Astronomowie z całego świata z niepokojem i fascynacją analizują dane dotyczące niezwykłego zjawiska, które zarejestrowano na początku lipca. Chodzi o rozbłysk gamma oznaczony jako GRB 250702B, który wykazał cechy, jakich dotąd nie zaobserwowano w historii badań kosmosu. Eksplozja trwała nieprzerwanie przez niemal całą dobę i – co jeszcze bardziej zaskakujące – powtórzyła się kilkakrotnie. To pierwszy taki przypadek w dziejach astronomii.

REKLAMA

Rozbłyski gamma (GRB) to jedne z najbardziej energetycznych i gwałtownych zjawisk, jakie zachodzą w znanym nam Wszechświecie. Powstają w wyniku dramatycznych wydarzeń, takich jak śmierć masywnych gwiazd czy rozerwanie gwiazdy przez czarną dziurę. Typowy rozbłysk gamma trwa od ułamków sekundy do kilku minut i jest jednorazowym, niepowtarzalnym wydarzeniem.

Tymczasem GRB 250702B całkowicie wywrócił do góry nogami dotychczasowe wyobrażenia naukowców na temat tych kosmicznych eksplozji.

Bardzo dziwny rozbłysk

Rozbłysk zarejestrowano 2 lipca dzięki Fermi Gamma-ray Space Telescope, należącego do NASA. W ciągu kilku godzin teleskop ten zarejestrował aż trzy rozbłyski pochodzące z tego samego źródła, co już samo w sobie było niecodzienne. Dalsze analizy wykazały, że źródło było aktywne nawet dzień wcześniej, o czym świadczyły dane z chińskiego teleskopu rentgenowskiego Einstein Probe, współtworzonego przez Chińską Akademię Nauk, Europejską Agencję Kosmiczną oraz Instytut Maxa Plancka ds. Fizyki Pozaziemskiej.

Sygnał GRB 250702B trwał około 24 godzin, czyli od 100 do nawet 1000 razy dłużej niż typowe rozbłyski gamma. Co więcej, powtarzalność tego zjawiska jest absolutnie bezprecedensowa - rozbłyski gamma są bowiem efektem katastroficznych, jednorazowych wydarzeń, które nie mają prawa się powtarzać.

Poszukiwanie źródła

Początkowo naukowcy przypuszczali, że niezwykły rozbłysk miał miejsce w naszej własnej galaktyce - Drodze Mlecznej. Jednak dzięki obserwacjom przeprowadzonym za pomocą Bardzo Dużego Teleskopu (VLT) oraz wsparciu Kosmicznego Teleskopu Hubble’a i Kosmicznego Teleskopu Jamesa Webba udało się precyzyjnie zlokalizować źródło.
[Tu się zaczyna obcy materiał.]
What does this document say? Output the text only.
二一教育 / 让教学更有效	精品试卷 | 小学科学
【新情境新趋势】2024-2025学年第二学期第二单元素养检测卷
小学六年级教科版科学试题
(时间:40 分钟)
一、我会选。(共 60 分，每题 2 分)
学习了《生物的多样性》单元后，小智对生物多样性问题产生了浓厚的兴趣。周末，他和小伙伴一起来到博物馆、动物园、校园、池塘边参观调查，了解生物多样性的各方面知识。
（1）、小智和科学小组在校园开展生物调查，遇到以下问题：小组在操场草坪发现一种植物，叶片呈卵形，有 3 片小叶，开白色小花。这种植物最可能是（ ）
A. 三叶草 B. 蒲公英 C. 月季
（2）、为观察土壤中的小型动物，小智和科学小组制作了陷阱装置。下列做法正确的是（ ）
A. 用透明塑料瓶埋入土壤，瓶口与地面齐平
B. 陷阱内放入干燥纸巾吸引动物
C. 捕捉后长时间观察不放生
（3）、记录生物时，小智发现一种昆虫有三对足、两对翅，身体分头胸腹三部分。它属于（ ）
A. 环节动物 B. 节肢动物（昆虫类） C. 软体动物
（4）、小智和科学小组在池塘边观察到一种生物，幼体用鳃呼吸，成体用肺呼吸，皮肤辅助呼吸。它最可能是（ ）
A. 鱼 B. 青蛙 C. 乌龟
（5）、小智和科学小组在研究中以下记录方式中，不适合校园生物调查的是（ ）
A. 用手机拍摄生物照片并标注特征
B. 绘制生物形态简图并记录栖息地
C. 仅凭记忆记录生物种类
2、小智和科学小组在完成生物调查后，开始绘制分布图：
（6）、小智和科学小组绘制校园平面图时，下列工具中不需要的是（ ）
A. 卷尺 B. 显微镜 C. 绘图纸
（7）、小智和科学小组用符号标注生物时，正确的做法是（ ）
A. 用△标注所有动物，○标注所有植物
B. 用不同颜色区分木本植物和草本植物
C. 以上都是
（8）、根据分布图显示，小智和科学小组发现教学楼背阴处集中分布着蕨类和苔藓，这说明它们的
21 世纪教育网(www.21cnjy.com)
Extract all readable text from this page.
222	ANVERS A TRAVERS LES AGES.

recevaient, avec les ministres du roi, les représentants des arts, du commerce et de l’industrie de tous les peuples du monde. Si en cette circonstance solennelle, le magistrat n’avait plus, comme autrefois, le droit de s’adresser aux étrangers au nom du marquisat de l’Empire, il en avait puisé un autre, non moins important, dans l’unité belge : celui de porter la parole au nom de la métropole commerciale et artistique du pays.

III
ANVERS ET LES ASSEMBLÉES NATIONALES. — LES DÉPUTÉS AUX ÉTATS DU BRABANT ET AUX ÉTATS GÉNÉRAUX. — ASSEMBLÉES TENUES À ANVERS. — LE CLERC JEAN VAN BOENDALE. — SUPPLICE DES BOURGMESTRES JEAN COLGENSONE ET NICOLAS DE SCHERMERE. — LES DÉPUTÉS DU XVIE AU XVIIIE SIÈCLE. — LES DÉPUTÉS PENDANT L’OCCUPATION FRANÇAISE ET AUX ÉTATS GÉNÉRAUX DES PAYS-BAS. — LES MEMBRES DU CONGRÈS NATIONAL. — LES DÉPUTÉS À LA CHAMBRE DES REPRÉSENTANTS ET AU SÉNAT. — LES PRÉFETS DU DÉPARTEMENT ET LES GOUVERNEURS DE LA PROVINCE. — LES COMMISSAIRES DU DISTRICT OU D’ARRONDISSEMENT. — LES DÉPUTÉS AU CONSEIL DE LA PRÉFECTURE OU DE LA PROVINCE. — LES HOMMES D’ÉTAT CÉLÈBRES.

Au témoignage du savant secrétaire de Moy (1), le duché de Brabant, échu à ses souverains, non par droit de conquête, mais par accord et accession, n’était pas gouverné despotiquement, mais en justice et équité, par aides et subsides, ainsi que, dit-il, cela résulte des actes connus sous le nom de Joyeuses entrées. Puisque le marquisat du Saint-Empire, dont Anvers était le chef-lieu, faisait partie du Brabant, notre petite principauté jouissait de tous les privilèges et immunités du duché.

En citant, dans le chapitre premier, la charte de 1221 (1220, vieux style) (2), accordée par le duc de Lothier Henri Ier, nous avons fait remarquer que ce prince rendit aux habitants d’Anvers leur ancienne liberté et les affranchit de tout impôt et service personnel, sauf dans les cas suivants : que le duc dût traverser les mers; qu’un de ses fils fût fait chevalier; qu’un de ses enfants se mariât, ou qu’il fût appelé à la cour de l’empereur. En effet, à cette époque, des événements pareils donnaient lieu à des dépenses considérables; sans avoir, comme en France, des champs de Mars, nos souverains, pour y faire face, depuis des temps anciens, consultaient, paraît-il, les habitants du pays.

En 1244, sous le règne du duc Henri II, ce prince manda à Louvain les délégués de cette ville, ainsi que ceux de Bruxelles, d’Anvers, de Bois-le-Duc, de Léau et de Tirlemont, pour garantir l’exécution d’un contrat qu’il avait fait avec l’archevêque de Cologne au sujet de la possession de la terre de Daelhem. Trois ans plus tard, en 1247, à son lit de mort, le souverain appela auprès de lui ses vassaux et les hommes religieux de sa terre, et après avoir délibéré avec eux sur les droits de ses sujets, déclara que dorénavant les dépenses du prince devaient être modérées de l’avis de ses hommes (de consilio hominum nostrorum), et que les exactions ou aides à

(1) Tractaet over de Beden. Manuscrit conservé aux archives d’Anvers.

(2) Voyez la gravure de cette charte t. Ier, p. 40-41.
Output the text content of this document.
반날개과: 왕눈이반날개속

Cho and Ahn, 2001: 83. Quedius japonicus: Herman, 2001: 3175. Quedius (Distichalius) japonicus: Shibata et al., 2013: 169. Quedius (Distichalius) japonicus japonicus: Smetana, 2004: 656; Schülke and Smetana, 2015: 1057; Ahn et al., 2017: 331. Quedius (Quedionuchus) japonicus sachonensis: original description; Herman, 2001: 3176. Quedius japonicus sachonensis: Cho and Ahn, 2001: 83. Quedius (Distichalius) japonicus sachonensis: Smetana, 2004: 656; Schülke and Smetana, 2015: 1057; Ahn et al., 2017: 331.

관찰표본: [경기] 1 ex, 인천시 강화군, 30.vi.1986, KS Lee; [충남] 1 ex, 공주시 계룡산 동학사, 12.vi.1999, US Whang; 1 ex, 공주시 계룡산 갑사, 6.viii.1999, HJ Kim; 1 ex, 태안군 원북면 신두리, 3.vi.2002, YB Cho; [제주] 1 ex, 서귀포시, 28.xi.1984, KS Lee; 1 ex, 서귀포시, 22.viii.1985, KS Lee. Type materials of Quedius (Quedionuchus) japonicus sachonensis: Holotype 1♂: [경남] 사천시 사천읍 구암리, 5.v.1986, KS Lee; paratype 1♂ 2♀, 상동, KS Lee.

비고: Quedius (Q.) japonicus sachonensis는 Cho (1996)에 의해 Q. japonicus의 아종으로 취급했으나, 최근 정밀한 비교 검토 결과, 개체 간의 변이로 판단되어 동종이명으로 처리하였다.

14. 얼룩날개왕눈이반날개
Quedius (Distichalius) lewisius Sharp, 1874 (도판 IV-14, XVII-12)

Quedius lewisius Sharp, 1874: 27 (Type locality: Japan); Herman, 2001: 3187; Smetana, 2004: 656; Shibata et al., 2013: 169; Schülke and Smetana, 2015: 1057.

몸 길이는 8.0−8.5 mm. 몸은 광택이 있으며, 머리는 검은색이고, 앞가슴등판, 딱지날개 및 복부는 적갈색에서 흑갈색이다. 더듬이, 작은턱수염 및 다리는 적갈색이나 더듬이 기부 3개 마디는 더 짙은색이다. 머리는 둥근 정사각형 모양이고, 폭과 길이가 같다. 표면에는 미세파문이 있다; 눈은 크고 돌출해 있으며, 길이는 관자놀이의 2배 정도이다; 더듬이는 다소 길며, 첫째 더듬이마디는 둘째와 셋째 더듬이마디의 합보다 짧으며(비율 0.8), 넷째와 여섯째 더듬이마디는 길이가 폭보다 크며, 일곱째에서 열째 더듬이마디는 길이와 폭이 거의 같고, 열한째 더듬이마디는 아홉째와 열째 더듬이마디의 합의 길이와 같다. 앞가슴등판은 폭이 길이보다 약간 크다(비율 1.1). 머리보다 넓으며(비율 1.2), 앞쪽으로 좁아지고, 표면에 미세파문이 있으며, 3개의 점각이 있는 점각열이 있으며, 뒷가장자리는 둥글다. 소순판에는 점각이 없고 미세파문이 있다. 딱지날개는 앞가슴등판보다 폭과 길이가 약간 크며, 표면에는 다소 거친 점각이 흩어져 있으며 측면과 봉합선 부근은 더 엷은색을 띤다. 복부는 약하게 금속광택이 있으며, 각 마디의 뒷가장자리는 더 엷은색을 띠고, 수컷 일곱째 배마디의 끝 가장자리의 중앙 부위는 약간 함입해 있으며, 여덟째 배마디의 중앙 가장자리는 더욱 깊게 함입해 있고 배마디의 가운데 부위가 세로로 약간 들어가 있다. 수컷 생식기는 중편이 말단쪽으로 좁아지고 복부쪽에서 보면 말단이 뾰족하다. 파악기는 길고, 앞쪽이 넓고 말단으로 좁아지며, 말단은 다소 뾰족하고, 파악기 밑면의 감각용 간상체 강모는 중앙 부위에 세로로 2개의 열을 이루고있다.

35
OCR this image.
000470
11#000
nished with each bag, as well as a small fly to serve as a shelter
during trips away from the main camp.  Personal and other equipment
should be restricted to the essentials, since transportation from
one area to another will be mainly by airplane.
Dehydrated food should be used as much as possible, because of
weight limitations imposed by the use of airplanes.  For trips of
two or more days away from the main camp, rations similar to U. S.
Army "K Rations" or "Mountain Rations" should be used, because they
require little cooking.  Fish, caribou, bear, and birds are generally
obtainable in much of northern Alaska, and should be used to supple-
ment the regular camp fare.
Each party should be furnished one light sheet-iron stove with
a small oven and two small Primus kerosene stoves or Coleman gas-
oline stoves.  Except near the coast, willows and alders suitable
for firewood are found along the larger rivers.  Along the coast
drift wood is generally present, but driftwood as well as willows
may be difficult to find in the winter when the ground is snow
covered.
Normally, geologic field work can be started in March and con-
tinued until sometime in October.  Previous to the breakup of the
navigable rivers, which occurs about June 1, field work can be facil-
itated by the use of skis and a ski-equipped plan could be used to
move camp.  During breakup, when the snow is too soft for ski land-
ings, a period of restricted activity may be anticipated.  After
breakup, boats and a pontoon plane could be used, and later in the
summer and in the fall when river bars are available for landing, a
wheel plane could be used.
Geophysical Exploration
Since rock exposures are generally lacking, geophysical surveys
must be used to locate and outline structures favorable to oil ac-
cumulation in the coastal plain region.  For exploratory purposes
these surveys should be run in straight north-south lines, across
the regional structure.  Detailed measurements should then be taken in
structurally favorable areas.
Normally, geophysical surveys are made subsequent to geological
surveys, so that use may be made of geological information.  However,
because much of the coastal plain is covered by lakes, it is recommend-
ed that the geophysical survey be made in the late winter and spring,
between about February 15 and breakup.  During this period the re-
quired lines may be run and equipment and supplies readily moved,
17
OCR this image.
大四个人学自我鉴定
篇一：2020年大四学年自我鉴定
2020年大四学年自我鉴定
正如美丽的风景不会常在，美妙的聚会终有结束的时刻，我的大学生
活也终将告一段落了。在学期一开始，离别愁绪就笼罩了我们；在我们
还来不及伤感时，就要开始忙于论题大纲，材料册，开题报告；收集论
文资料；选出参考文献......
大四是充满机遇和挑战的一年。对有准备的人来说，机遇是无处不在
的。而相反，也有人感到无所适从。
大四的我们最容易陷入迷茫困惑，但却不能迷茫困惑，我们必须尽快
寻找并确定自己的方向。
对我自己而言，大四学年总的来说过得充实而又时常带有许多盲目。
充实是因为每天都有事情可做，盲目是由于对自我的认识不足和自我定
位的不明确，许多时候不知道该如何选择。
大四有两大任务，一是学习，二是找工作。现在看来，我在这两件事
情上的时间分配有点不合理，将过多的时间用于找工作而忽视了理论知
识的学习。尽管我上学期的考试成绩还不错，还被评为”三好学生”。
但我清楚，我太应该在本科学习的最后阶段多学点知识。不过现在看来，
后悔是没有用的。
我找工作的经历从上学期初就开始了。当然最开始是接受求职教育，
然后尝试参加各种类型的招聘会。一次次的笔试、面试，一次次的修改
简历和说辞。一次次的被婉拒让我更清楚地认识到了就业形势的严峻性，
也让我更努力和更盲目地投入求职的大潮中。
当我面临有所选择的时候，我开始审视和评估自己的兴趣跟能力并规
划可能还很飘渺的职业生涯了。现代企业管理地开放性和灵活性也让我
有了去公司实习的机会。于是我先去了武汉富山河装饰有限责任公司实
Okazało się, że znajduje się ono poza granicami naszej galaktyki, w odległości sięgającej kilku miliardów lat świetlnych od Ziemi. To oznacza, że rozbłysk GRB 250702B był znacznie potężniejszy, niż początkowo sądzono.

Naukowcy bezradni wobec kosmicznej zagadki

Mimo zaawansowanych analiz i szeroko zakrojonych obserwacji, natura tego niezwykłego zjawiska pozostaje nieznana. Dotychczasowe modele nie są w stanie wyjaśnić zarówno długości trwania rozbłysku, jak i jego powtarzalności.

W przypadku zapadającej się masywnej gwiazdy rozbłysk powinien trwać zaledwie kilka sekund. Z kolei rozerwanie gwiazdy przez czarną dziurę mogłoby wygenerować rozbłysk trwający około jednego dnia, jednak wymagałoby to udziału wyjątkowo nietypowych obiektów.

Jedna z hipotez zakłada, że źródłem zjawiska mógł być biały karzeł - końcowe stadium ewolucji gwiazdy podobnej do Słońca - oraz czarna dziura o masie pośredniej. Ten typ czarnych dziur, o masach od 100 do 100 tysięcy mas Słońca, jest niezwykle rzadki i słabo poznany. Większość znanych czarnych dziur ma masy znacznie większe lub mniejsze, co dodatkowo komplikuje sprawę.

Odkrycie rozbłysku GRB 250702B otwiera nowy rozdział w badaniach nad najbardziej ekstremalnymi zjawiskami we Wszechświecie. Wyniki badań zostały opublikowane w prestiżowym czasopiśmie "The Astrophysical Journal Letters", a zespołowi badawczemu przewodzili Antonio Martin-Carrillo z University College Dublin oraz Andrew Levan z Radboud University (Holandia) i University of Warwick (Wielka Brytania).